To a man, each of the Black Aces has a singular mindset: approach each day’s practice as if the Flyers will call him to suit up in their next Stanley Cup Playoff game.
“The most important thing is to stay ready at all times,” said Zolnierczyk, who split the 2011-12 season between the Flyers and Phantoms. “You have to work hard for your opportunity, and make the most of it when you get the chance.”
It is not hard for the current Black Aces to find sources of inspiration. Last year, Zac Rinaldo made his NHL debut during the playoffs after spending the entire regular season with the Phantoms. He is now a full-time Flyer. Likewise, Eric Wellwood was a member of the Black Aces last season. This year, the speedy forward has dressed in every playoff game for the big club.
“I learned a lot when I was there [with the Black Aces], “Wellwood said after Wednesday’s Flyers practice. “I thought it was productive for me. I kind of got the feel for how the team prepares in the playoffs…. I think it helped me for this year.”
Already in the 2012 playoffs, Gustafsson was called upon after Grossmann suffered an injury in Game 4 of the Flyers’ Eastern Conference Quarterfinals against the Pittsburgh Penguins. The rookie ended up being a key contributor in the team’s series-clinching win in Game 6.
Gustafsson now skates solely in the “main group” practices led by Flyers head coach Peter Laviolette. Manning, meanwhile, has been doing double duty of late, working out with the Black Aces in the earlier sessions and then joining the NHL group in the subsequent sessions. When the Flyers have needed a third goalie for game day warmups, erstwhile starter Leighton has donned the pads to step in.
The Black Aces sessions are conducted at a high tempo. With a limited number of players on the ice, there is opportunity for the skaters to receive greater individualized attention from Betts (the forwards) and Player Development Coach Hatcher (working primarily with the defensemen). Laperriere has done some chalk-talk work, demonstrating aspects of the Flyers’ system to the young players.
Hatcher has worked with many of the Black Aces since last offseason. He is pleased by what he’s seen from this year’s group, especially the young blueliners.
“It’s fair to say that these guys have all improved significantly from the start of the season,” said Hatcher. “Guys like Manning and Lauridsen have put in the work, and we’ve got faith in them.

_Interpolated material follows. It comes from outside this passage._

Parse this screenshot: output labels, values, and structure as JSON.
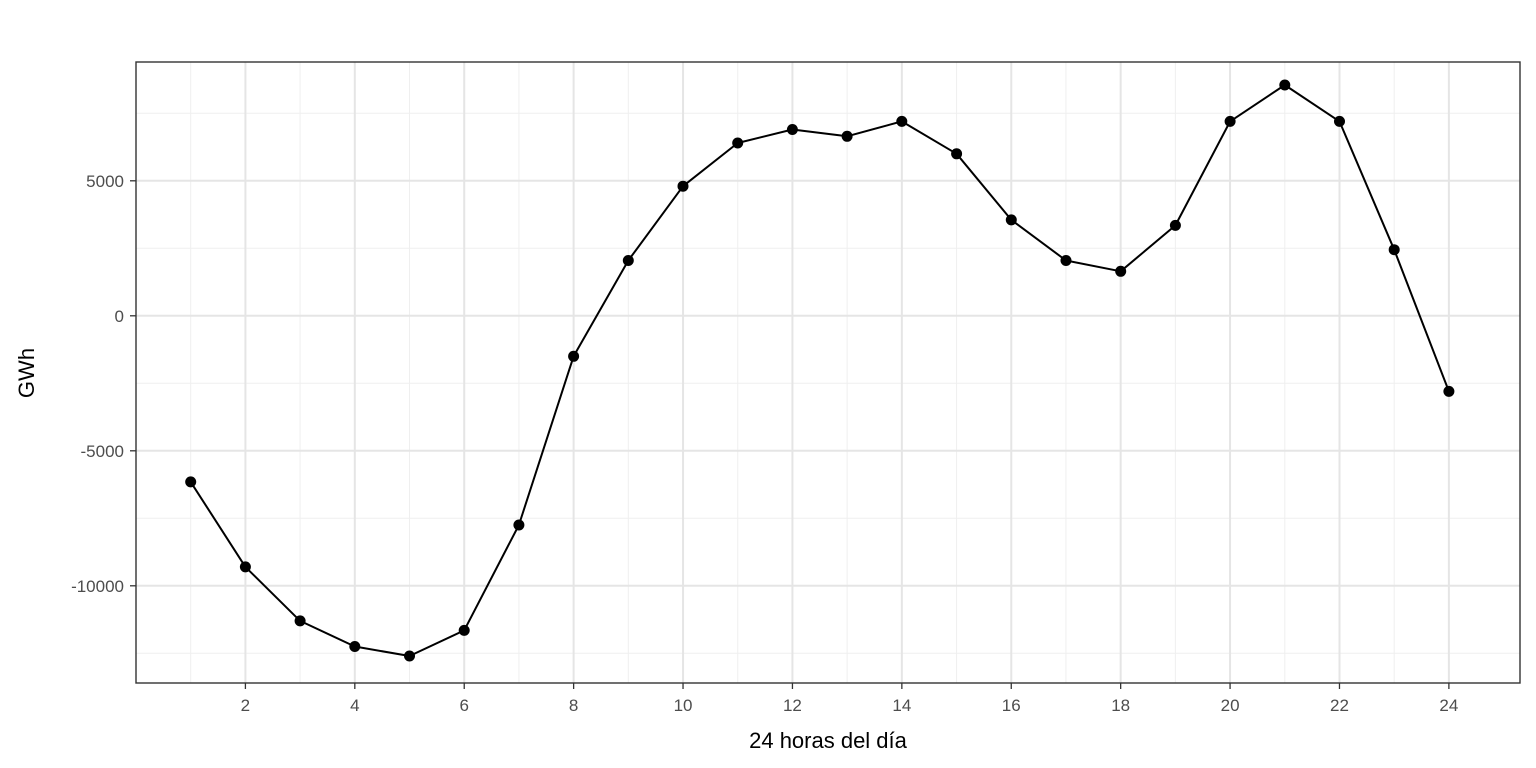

In the playoffs, the teams that win are ones that have depth. We’ve got a good group.”
For their part, the Black Aces can’t help but pay close attention to whatever Hatcher, Betts and Laperriere tell them. Combined, the three men have 2,867 games worth of NHL regular season and playoff experience. They are here to help the young players, but will not hesitate to be bluntly honest in their assessments of where each player needs to improve in order to further his chances of performing effectively at the NHL level.
“They all work very hard,” said Laperriere. “Just as one example, I really like Ford. He’s got good hands and works very hard. It’s not easy for those guys to skate every day when they may not play at all. They’ve got the right attitude.”